Chez AQLE, spécialiste d’assemblages électroniques, à Saint-Just-en-Chaussée, dans l’Oise, c’est 40 % de l’activité qui a été touchée avec l’effondrement du secteur aéronautique. La PME avait entamé une diversification de ses secteurs aval, elle a accéléré… Elle vient de remporter la relocalisation d’un sous-ensemble de véhicule industriel. «Cela nécessite 1 million d’investissement, mais nous allons toucher 800 000 euros de fonds public grâce au plan de relance. Cela neutralise l’amortissement des équipements et nous permet de proposer un prix compétitif», se réjouit Damien Asselin qui a mis une partie de ses salariés en chômage partiel en s’engageant à ne pas licencier pendant trois ans. Aujourd’hui, il a compensé la moitié du chiffre d’affaires perdu avec l’aéronautique. Mais chaque matin, il scrute le bulletin des distributeurs de composants électroniques. «Nous avons des tensions, car si l’Asie est repartie, les stocks étaient au plus bas.

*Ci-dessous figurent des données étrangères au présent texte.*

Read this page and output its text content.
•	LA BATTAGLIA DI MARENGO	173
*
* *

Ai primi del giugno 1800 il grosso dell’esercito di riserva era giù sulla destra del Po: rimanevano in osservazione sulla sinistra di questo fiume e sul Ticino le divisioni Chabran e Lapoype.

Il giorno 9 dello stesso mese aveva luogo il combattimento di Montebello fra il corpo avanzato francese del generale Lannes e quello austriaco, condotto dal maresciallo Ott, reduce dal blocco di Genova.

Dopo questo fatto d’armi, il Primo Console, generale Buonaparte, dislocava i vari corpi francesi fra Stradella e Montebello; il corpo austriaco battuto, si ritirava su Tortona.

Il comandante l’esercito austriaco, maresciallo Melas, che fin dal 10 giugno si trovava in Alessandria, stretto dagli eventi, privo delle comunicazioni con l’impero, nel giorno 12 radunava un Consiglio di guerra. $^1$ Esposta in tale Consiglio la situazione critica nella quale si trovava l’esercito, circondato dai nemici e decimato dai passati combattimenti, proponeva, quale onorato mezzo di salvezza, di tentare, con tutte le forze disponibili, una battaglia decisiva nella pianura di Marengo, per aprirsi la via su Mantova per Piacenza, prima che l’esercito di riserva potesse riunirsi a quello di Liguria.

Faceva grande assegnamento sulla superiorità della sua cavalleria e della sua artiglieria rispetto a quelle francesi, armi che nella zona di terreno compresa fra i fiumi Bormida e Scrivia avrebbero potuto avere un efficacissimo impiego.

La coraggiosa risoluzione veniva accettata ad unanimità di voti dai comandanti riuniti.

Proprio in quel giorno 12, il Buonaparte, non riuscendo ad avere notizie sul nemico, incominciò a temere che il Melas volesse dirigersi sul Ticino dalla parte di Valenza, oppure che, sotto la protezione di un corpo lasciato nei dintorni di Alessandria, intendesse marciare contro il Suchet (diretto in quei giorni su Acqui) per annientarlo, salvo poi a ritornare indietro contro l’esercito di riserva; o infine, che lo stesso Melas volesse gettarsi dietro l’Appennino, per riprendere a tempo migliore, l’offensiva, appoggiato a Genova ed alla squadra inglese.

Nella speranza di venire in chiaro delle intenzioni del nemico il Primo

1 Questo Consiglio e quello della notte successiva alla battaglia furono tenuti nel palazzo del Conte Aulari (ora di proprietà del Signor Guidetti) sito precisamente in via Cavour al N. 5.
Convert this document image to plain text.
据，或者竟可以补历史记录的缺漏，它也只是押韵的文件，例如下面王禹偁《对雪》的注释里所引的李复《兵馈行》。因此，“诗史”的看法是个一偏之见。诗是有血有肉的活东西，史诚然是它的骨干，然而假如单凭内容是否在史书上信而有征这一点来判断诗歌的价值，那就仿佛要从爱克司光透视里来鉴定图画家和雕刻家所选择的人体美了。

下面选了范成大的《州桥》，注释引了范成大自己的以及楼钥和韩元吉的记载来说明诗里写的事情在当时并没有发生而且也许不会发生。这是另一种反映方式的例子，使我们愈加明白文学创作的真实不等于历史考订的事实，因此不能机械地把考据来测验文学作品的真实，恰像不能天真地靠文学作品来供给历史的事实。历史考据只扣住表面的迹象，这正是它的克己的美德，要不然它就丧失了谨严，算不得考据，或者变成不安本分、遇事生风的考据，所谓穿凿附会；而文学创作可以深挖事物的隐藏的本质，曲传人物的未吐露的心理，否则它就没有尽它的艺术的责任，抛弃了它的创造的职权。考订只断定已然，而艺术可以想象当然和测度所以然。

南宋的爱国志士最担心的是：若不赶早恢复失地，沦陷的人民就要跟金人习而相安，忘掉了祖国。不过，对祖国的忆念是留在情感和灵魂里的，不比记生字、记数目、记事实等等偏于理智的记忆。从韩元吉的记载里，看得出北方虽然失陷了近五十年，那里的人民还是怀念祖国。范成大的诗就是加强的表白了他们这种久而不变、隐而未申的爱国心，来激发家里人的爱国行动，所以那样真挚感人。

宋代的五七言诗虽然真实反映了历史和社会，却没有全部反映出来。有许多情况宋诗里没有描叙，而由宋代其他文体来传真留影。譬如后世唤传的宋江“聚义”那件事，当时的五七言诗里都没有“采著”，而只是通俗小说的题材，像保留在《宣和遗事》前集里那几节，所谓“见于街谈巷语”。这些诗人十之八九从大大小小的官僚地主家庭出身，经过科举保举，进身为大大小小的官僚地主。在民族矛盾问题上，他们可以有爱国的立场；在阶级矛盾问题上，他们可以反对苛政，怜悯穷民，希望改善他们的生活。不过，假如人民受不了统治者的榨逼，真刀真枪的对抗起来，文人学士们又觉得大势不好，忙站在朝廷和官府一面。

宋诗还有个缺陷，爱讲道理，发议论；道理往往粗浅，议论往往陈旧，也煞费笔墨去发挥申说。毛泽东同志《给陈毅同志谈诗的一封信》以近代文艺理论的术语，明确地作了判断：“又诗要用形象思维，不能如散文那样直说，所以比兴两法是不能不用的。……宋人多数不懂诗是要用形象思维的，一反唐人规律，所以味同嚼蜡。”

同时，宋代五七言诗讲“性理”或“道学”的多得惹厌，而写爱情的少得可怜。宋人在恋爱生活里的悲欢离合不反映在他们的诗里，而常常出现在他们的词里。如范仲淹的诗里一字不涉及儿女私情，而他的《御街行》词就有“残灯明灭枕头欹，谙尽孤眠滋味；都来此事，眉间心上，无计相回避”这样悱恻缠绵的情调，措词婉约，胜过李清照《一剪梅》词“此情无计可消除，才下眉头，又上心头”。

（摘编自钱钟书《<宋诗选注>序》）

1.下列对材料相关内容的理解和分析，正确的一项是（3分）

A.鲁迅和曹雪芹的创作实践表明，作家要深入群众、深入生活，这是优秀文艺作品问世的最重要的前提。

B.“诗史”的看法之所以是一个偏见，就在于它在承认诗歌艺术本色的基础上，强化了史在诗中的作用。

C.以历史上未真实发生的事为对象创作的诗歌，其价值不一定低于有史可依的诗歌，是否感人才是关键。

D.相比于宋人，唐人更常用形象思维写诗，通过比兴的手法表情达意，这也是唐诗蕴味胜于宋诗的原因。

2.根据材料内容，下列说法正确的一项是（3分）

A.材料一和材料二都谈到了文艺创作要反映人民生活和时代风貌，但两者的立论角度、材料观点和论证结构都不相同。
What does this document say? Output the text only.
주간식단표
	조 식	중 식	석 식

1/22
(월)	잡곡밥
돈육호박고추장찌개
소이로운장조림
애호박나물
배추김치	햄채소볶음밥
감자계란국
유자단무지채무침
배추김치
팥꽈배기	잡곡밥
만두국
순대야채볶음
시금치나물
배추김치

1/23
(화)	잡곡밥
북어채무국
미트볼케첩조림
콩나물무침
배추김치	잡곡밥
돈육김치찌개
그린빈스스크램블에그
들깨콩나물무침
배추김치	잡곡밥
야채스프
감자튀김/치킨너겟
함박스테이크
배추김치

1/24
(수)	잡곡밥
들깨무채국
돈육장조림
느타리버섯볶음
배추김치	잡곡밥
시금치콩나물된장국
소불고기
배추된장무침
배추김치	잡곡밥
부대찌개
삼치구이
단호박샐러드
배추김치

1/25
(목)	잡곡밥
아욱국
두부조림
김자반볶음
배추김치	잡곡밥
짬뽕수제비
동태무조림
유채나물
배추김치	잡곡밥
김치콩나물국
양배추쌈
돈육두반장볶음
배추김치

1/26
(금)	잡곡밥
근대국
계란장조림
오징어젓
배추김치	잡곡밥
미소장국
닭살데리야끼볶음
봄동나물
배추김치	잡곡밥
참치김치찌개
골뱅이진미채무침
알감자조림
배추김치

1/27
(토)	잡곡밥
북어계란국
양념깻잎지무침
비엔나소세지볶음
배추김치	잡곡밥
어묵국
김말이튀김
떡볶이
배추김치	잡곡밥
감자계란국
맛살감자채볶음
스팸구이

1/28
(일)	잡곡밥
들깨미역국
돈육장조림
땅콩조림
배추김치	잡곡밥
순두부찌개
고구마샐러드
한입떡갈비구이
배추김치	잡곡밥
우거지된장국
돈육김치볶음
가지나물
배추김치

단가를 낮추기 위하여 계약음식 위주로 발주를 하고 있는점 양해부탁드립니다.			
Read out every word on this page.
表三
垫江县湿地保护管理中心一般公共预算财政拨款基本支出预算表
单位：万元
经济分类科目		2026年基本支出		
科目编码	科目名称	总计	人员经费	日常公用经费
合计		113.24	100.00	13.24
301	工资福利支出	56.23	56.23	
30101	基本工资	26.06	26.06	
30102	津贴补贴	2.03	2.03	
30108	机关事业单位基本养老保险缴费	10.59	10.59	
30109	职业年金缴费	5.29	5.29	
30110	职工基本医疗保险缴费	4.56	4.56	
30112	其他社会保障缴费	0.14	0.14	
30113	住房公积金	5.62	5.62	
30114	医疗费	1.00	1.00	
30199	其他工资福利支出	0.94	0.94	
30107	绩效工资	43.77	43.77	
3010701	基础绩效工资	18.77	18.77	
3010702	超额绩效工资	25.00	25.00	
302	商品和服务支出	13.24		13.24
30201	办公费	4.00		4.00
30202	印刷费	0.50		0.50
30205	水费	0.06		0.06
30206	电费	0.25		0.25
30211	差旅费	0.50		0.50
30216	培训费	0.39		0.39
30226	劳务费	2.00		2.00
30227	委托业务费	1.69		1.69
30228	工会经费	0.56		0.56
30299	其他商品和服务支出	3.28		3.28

La demande est trop forte et le nouvel an chinois arrive…», explique le dirigeant de cette PME d’une centaine de salariés.

Sa solution : communiquer en permanence avec ses donneurs d’ordres pour anticiper et les amener à prendre des positions sur des commandes fermes. Il a sécurisé ses finances avec un prêt garanti par l’État auquel il n’a pas encore touché.

Innover pour relocaliser

Une solution qui n’a pas suffi chez Albéa, une ETI d’emballage pour la cosmétique et l’hygiène, dotée de six usines en France. La fermeture des commerces d’aéroport, notamment, a conduit à une baisse de 30 % à 40 % pour les rouges à lèvres et les parfums et autour de 8 % pour l’hygiène. Pour récupérer du cash, dans un secteur aux marges très faibles déjà envahi de productions asiatiques, Albéa a vendu au printemps son activité pompes et pulvérisateur. «Mon plus gros actif, ce sont mes clients. Nous nous battons pour qu’ils rapatrient de Chine leurs productions, en innovant avec des emballages mono-matières, des plastiques recyclés, des tubes plastique-papier», témoigne François Luscan, son président. Il a désormais un correspondant dédié à la Direction général des entreprises et au ministère de l’Économie et des Finances pour concourir sur les bonnes aides avec ses différents projets. «J’espère que cet épisode va accélérer la prise de conscience sur les circuits courts et l’économie circulaire», lance le dernier fabricant de tubes de rouge à lèvres en France qui ne veut pas disparaître.